Наш бывший клиент не возражал, и когда мы расселились в упомянутом ресторане за стол, водрузив в центр его бутылку восстанавливающего силы напитка и наполнив им стаканы, Аттерсон приступил к своему повествованию.
– Моя задержка относительно предъявления этой убийственной улики, возможно, покажется более оправданной, когда я объясню все обстоятельства, – начал адвокат, угрюмо уставившись в свой стакан. – Во-первых, конечно же, мне было тяжело думать, что человек, которого, как я считал, я понимаю более кого бы то ни было, подвергает опасности свою карьеру, покрывая убийцу. До этого я опасался, что причиной является шантаж, однако теперь начал испытывать серьезные сомнения в здравомыслии Джекила, но, памятуя о постыдном состоянии наших ведущих психиатрических учреждений, избегал рассказывать о том, что узнал, дабы не обрекать своего дражайшего друга на жалкое существование.
Однако шло время, призрак Эдварда Хайда постепенно исчезал из нашей жизни, и я начал замечать в Джекиле определенную перемену к лучшему. Он словно заново родился со всем нерастраченным идеализмом молодости. Джекил перестал быть затворником и возобновил все свои старые знакомства, возвратился к медицинской практике (а, да будет вам известно, он частенько лечил неимущих, не требуя взамен ни малейшего вознаграждения) и даже стал регулярно посещать церковь, чего прежде никогда не делал. Его дух воспарил выше, чем я когда-либо знал, словно доктор наконец-то изгнал из себя того демона, что грозил низвергнуть беднягу в глубочайшие бездны ада, и примирился со своими неугомонными устремлениями. В свете этого, быть может, вы поймете, почему я счел за лучшее предать забвению всю историю с Хайдом – его исчезновение, так сказать, в некоторой степени послужило возмещением убийства сэра Дэнверса. Ну а потом…

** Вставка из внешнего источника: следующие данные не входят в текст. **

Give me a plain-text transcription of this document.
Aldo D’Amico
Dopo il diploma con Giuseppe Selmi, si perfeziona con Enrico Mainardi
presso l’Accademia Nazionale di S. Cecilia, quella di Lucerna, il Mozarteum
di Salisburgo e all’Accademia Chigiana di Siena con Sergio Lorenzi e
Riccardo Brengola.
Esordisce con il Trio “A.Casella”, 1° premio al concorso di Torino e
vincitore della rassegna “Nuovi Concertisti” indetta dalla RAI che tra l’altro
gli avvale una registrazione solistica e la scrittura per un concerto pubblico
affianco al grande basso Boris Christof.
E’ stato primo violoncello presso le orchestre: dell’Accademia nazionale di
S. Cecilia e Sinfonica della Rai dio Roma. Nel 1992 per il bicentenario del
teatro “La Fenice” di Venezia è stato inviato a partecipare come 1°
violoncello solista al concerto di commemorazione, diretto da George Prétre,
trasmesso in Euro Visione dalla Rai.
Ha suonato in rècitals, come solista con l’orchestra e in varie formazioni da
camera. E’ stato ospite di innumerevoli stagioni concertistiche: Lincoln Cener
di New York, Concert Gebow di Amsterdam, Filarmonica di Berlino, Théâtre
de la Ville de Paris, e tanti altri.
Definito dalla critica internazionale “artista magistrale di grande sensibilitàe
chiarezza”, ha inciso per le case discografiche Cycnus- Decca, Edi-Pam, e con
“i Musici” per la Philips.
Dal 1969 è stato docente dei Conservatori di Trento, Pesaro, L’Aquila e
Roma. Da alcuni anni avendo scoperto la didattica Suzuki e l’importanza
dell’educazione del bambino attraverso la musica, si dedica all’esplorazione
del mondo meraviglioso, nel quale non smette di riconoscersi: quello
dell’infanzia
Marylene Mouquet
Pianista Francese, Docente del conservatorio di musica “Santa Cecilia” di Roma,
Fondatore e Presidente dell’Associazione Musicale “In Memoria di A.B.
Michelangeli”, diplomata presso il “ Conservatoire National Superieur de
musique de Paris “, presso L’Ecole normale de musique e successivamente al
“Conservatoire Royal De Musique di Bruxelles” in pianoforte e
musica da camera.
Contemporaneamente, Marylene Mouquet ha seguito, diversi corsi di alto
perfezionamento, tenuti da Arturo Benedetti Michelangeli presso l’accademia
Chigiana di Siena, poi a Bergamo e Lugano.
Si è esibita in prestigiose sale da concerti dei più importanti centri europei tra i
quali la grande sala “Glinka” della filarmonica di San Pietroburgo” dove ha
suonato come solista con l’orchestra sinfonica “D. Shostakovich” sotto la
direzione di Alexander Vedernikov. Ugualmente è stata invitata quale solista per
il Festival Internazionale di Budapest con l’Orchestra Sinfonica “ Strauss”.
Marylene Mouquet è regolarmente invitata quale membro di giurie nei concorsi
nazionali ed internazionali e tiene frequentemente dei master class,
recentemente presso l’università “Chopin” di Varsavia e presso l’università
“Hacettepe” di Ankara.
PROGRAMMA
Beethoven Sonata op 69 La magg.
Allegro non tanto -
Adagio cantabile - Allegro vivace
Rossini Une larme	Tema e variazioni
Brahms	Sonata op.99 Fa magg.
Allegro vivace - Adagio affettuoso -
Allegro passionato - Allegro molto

Это началось утром двенадцатого января. В тот день впервые после убийства двери Джекила оказались закрытыми для меня. Его дворецкий объяснил, что хозяин испытывает недомогание и никого не принимает. Тогда это меня не обеспокоило, ибо не далее как четыре вечера назад я ужинал у Джекила в небольшом обществе, среди приглашенных был и Гесте Лэньон, и это была веселая товарищеская вечеринка, обещавшая впереди лишь светлые дни, и ничего более. И вправду казалось, что два доктора смогут навести мост через расселину, разделявшую их более десятилетия. Я вернулся четырнадцатого, а потом еще раз пятнадцатого, но Джекил так и не принял меня. Подобное внезапное возвращение к его былому затворничеству встревожило меня, и, как следует поразмыслив, семнадцатого, то есть прошлым вечером, я отправился навестить Лэньона.